Игнорируя тайное недовольство жены, отец делал все, чтобы воодушевить нас; он нахваливал чистоту и ухоженность здешних улиц, напоминал сыновьям о том, что, поселившись в одном из таких домов, каждый из них получит свою комнату с личным клозетом, растолковывал преимущества выплаты по кредиту перед взносом квартплаты, — и прервал этот импровизированный урок азов политэкономии только затем, чтобы, затормозив на красный свет, остановиться возле летнего кафе в конце квартала. Под сенью деревьев, листва которых уже вовсю зеленела, были расставлены зеленые раскладные столики, и в солнечное субботнее предвечерье официанты в накрахмаленных белых сорочках сновали туда и сюда, удерживая на весу подносы с бутылками, кружками и тарелками, тогда как посетители — сплошь мужчины — и стар и млад, расположившись за столиками, курили сигареты, сигары и трубки и потягивали свои напитки из высоких бокалов и глиняных кружек. Звучала и музыка — наяривал коротышка-аккордеонист в бриджах и в гетрах и со здоровенным пером на шляпе.
— Сукины дети, — неожиданно выругался отец. — Нацистские ублюдки! — И тут зажегся зеленый, и мы поехали дальше — полюбоваться на здание конторы, в которой ему предоставляли шанс преодолеть собственный предел в пятьдесят долларов в неделю.
Брат, когда мы вернулись и уже отходили ко сну, объяснил мне, из-за чего отец вышел из себя настолько, что не постеснялся выругаться в присутствии собственных детей.
Оказывается, развеселое летнее кафе в центре города называлось, на немецкий лад, «Биргартеном», «Биргартен» был как-то связан с Обществом немецко-американской дружбы, Общество, в свою очередь, было связано с Гитлером, а Гитлер — и это объяснять мне уже не требовалось — был неразрывно связан с гонениями на евреев.
Наслаждение антисемитизмом — вот что происходит в этой пивной. Я представил, что все на свете нацисты целыми днями вливают в себя жидкий антисемитизм кружка за кружкой, как панацею, как целебный бальзам, как средство от всех напастей.
Отцу пришлось взять отгул, чтобы съездить в Нью-Йорк, в головной офис фирмы, расположенный в небоскребе, верхнюю башню которого венчает огненный транспарант «Неугасимый свет», и сообщить начальству, что он отказывается от повышения, к которому долго и страстно стремился.

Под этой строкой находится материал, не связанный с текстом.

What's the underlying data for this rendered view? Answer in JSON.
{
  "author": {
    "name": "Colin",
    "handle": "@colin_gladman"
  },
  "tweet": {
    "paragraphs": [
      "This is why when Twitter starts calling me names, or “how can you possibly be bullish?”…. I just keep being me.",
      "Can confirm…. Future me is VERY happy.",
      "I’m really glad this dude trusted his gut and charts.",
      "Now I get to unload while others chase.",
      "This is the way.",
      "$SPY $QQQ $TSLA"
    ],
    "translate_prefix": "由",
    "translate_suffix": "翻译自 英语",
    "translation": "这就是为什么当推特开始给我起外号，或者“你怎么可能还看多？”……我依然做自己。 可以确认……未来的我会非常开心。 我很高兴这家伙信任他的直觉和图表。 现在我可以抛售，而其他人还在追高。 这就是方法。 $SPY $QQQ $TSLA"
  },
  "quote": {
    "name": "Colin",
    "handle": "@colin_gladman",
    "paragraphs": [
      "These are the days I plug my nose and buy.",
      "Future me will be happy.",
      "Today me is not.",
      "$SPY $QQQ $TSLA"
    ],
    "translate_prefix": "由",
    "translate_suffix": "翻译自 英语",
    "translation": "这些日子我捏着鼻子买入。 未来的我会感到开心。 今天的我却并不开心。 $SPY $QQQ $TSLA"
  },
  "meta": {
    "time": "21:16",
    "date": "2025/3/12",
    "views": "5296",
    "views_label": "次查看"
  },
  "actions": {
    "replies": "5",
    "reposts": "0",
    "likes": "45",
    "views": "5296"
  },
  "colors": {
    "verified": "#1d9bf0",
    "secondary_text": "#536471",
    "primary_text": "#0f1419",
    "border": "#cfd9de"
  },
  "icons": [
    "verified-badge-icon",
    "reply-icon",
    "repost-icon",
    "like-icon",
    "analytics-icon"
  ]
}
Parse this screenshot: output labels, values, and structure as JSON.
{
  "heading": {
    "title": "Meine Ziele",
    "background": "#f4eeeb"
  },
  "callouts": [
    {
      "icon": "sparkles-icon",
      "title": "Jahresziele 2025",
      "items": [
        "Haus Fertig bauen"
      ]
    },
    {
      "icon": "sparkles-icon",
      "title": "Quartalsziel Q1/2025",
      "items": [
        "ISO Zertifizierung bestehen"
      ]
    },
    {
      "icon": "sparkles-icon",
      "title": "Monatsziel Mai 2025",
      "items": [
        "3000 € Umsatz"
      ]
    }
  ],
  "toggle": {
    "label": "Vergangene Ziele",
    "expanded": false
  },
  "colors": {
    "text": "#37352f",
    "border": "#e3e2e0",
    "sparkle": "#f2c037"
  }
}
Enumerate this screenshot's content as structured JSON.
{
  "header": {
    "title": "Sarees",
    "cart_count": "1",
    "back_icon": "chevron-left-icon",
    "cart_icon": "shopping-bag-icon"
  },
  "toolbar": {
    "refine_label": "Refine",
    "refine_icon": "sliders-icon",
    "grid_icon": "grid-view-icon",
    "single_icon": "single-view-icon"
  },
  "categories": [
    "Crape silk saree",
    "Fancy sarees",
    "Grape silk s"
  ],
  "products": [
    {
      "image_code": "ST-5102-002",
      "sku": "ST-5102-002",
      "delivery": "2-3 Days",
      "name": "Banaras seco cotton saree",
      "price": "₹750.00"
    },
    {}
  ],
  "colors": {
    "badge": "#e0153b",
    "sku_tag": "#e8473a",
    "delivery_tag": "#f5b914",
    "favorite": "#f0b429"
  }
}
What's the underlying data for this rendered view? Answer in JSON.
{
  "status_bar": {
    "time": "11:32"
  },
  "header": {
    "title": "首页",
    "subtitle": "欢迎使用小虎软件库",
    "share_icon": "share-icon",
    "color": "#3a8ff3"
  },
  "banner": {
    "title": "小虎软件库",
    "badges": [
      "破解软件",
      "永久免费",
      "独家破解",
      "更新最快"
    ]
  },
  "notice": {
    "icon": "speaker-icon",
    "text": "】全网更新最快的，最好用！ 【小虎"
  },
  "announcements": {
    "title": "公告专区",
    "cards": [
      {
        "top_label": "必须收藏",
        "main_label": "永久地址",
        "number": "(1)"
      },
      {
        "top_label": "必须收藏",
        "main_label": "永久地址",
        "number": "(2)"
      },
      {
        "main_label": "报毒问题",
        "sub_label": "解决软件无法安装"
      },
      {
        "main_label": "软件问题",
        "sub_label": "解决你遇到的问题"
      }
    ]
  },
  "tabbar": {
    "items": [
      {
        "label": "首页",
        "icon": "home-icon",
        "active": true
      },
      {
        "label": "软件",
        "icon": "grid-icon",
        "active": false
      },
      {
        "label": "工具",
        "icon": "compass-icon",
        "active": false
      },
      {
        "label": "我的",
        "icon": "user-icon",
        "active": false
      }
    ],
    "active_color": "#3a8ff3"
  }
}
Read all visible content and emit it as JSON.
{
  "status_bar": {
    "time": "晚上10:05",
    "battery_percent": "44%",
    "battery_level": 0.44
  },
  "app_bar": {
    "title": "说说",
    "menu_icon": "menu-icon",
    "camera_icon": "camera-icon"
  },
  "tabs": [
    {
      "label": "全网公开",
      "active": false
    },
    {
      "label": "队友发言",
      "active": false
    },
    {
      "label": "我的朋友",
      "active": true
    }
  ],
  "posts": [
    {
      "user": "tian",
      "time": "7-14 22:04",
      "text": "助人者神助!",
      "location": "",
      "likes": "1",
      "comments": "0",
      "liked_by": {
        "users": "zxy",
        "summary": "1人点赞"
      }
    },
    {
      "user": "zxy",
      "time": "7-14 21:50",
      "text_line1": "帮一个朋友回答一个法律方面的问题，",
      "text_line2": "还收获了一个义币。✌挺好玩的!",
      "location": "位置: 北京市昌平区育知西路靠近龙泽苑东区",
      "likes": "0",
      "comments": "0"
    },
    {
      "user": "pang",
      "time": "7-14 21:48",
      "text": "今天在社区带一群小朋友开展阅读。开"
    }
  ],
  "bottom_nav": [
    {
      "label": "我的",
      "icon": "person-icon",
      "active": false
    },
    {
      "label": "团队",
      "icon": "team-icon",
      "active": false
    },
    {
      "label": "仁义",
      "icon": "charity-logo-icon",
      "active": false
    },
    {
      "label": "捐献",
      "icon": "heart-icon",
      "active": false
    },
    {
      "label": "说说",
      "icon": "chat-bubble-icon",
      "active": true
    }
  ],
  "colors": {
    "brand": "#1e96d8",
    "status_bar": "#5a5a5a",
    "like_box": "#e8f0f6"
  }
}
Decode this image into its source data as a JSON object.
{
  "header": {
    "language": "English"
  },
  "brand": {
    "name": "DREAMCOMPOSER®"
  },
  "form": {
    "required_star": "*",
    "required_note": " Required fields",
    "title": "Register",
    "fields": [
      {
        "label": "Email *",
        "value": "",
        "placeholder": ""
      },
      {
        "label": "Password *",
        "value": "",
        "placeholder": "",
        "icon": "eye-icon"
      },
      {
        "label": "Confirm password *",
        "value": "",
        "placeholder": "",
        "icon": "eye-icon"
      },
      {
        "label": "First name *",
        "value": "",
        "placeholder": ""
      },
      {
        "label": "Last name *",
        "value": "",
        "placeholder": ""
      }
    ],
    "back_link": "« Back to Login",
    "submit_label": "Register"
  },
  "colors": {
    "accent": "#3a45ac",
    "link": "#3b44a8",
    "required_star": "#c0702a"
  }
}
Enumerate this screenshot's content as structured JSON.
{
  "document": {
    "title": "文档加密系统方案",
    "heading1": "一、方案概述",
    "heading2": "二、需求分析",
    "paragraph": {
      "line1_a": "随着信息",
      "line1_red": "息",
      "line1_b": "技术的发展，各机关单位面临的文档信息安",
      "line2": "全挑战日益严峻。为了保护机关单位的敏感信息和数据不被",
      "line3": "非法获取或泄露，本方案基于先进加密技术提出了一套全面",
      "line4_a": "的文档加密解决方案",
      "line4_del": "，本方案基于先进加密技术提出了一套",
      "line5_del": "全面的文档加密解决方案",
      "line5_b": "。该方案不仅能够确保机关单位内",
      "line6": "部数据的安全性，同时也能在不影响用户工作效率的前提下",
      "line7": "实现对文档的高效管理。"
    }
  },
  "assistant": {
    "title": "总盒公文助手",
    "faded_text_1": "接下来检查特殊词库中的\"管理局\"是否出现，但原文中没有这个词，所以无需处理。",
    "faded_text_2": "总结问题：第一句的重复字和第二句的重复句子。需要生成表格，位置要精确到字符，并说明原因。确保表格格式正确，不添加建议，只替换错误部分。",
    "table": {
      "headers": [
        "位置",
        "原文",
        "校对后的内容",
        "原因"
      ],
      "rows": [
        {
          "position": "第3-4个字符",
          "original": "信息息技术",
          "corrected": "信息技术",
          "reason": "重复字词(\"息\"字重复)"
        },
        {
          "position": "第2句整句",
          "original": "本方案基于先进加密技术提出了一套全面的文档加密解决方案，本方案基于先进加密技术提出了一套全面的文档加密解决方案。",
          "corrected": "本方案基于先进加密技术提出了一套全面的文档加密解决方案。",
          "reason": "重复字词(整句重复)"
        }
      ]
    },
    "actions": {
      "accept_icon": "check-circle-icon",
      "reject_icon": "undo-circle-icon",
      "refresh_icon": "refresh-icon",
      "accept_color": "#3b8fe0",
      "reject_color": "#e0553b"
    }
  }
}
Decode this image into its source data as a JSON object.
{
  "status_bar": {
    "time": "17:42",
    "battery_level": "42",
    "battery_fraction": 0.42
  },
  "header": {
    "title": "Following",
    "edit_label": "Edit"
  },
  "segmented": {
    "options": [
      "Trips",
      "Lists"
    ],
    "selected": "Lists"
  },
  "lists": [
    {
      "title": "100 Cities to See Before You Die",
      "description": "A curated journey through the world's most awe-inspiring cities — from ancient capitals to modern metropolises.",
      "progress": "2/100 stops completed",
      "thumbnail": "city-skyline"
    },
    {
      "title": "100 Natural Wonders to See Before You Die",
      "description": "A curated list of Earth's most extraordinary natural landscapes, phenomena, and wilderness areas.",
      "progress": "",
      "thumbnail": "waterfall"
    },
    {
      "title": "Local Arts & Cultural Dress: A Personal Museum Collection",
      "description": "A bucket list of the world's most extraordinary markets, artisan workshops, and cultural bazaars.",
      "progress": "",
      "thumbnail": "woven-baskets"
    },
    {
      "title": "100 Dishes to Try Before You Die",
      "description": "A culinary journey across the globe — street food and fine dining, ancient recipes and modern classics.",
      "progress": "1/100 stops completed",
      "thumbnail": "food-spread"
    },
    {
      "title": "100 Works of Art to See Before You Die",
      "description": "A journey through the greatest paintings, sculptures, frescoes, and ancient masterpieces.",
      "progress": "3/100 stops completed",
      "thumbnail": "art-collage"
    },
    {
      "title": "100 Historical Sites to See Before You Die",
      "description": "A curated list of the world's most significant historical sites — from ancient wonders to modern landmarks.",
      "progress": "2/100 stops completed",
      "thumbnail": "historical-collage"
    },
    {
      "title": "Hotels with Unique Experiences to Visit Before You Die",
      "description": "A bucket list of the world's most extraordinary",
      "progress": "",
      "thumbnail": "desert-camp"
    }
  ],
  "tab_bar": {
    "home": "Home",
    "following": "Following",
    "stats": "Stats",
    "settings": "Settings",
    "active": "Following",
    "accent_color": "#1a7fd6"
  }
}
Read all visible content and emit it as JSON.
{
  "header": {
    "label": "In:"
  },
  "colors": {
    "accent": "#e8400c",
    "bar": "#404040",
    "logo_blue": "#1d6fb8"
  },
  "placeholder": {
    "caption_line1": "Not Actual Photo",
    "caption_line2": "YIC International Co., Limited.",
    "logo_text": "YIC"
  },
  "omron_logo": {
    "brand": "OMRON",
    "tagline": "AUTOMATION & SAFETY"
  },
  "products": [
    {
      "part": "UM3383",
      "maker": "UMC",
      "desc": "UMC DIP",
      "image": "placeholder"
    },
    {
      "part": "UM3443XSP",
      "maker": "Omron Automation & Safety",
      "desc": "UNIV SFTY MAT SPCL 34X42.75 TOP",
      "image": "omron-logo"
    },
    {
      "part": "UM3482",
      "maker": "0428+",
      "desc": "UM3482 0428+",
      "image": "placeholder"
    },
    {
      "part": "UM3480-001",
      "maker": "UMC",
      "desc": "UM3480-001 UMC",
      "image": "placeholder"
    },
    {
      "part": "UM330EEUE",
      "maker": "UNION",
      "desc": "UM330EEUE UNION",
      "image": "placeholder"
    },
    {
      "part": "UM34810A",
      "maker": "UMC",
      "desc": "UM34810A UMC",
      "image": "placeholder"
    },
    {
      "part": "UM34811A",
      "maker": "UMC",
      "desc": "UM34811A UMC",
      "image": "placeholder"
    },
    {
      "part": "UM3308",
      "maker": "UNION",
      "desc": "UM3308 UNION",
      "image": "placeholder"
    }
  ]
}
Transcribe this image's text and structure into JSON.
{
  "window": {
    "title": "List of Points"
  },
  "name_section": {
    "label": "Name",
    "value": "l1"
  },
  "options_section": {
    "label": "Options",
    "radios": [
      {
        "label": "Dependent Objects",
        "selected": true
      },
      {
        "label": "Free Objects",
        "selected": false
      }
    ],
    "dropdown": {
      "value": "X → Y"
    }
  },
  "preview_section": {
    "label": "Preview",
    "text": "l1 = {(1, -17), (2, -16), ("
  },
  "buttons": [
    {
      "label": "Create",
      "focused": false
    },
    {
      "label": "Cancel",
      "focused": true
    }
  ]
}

— Это моя вина, — сказала мать, когда он за обеденным столом поведал ей о разговоре, состоявшемся на восемнадцатом этаже дома № 1 по Мэдисон-авеню.
— Ничья это не вина, — возразил отец. — Я ведь заранее сообщил тебе, что я собираюсь сказать ему, и сделал все точь-в-точь как спланировал. Парни, мы никуда не едем. Мы остаемся здесь.
— А он что? — спросила мать.
— Он меня выслушал.
— А потом?
— Встал и пожал мне руку.
— И ничего не сказал?
— Он сказал: «Желаю удачи, Рот!».
— Он на тебя рассердился.
— Хэтчер — джентльмен старой школы. Здоровенный гой шести футов росту. Выглядит как киноактер. Ему шестьдесят, а он в отличной форме. Вот такие ребята и правят миром, Бесс, — у них нет времени сердиться на такого, как я.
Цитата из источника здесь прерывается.